いつの間にかスラックスのボタンが寛げられていて今まさに下着に指がかけられ下されようとしたところ。
慌ててその腕を掴んで抑えた。
「もー今度はなに?」
「あの…っ、風呂入ってないし、汚いっ…」
「ああ。ボクは入ったから大丈夫。」
「俺が!です。」
「だぁめ。言っても朝比奈君深酒だから入るなら後でね〜。」
なんならボクが責任もって綺麗にしてあげるから。と白戸さんは言うけども。
そう言う事じゃない。
ただでさえ大きく育った身体に可愛げなど皆無なのに。
そんなコンプレックスの塊の身体を曝け出すのにも抵抗があるのに、小綺麗にするという一般の嗜みすらしないとか、絶対無理。

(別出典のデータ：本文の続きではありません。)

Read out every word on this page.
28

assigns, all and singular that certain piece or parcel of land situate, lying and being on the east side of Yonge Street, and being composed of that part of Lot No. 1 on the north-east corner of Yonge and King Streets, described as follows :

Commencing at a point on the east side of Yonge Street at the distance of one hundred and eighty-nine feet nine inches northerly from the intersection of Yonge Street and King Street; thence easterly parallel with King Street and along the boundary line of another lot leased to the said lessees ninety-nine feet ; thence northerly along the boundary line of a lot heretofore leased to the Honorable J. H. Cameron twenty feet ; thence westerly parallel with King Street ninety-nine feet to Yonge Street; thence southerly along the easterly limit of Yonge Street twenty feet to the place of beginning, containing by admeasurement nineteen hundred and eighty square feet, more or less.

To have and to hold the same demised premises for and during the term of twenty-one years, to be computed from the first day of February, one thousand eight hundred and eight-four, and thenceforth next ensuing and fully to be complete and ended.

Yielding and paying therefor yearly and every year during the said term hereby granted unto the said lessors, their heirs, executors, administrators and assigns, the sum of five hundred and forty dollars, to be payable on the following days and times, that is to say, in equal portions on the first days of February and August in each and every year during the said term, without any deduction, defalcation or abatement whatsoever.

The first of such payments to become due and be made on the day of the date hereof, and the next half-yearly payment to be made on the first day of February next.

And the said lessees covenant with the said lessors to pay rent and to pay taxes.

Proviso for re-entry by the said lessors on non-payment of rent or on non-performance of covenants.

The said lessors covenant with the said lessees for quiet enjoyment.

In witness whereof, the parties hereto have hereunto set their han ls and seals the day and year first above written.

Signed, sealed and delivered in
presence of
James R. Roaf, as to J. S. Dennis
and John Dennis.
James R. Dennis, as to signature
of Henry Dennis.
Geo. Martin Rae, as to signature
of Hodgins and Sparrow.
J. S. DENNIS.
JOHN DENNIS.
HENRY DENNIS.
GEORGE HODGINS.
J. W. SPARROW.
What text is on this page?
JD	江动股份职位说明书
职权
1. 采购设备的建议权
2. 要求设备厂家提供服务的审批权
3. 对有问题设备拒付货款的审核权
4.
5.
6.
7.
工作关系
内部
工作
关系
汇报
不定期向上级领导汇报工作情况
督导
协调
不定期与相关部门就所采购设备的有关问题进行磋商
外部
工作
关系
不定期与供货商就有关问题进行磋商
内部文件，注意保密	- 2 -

頑なに拒否する俺に白戸さんは可愛らしく首を傾げて見せた。
「今更だよぅ。二日酔いになったら可哀想かなってここ着いた後水ガブ飲みさせたらトイレ行きたいって言い出して。その時フニャッフニャだったから支えてあげたんだけどなぁ“色々”と。」
い…、色々…?
確かにトイレに行ったような記憶はある。
フワフワフワフワしてて誰かに手を引かれて背中支えられて…
あ“ああああああ
意味深に下着越しの隆起をなぞられて、色々察した俺は手で顔を覆って身悶えた。
幼児か俺は!
恥ずか死ぬ。
いっそ記憶の一切を失くしたい。というか白戸さんの記憶を失くして欲しい。
改めて言うが俺は取引先の先輩になにやらかしてんだ。
「こらこら、顔覆わない。せっかくの可愛い顔が見えないじゃん。」
ただでさえ可愛いとは無縁なのに。顔を真っ赤にした涙目の男なんて可愛いわけないじゃないか。
それを態々見たがるなんて。なんて…
「…悪趣味」
ぼそっと漏れてしまった本音。
白戸さんに聞こえてしまったようで、何某のスイッチを押してしまったようだ。
「へーえ。ふーん。そんなこと言っちゃうんだぁ。」
怒ってると言うより、獲物を前に目を輝かせる子猫のような口振りだった。
がしっと腕に手を掛けられて、無理矢理外すつもりなのかと反射的に力を入れて抵抗する。
けれど腕が剥がされる事はなく。
「ひぁっ⁉︎」
顔を覆ったままの腕を押さえつけられた状態で、唐突に胸に刺激を加えられ驚いて飛び跳ねる。
マウントとられて腕まで押さえ込まれた状態では実際に大して飛んでもないだろうけど。心情としては30センチぐらい浮き上がったんじゃないかと言うほど驚いた。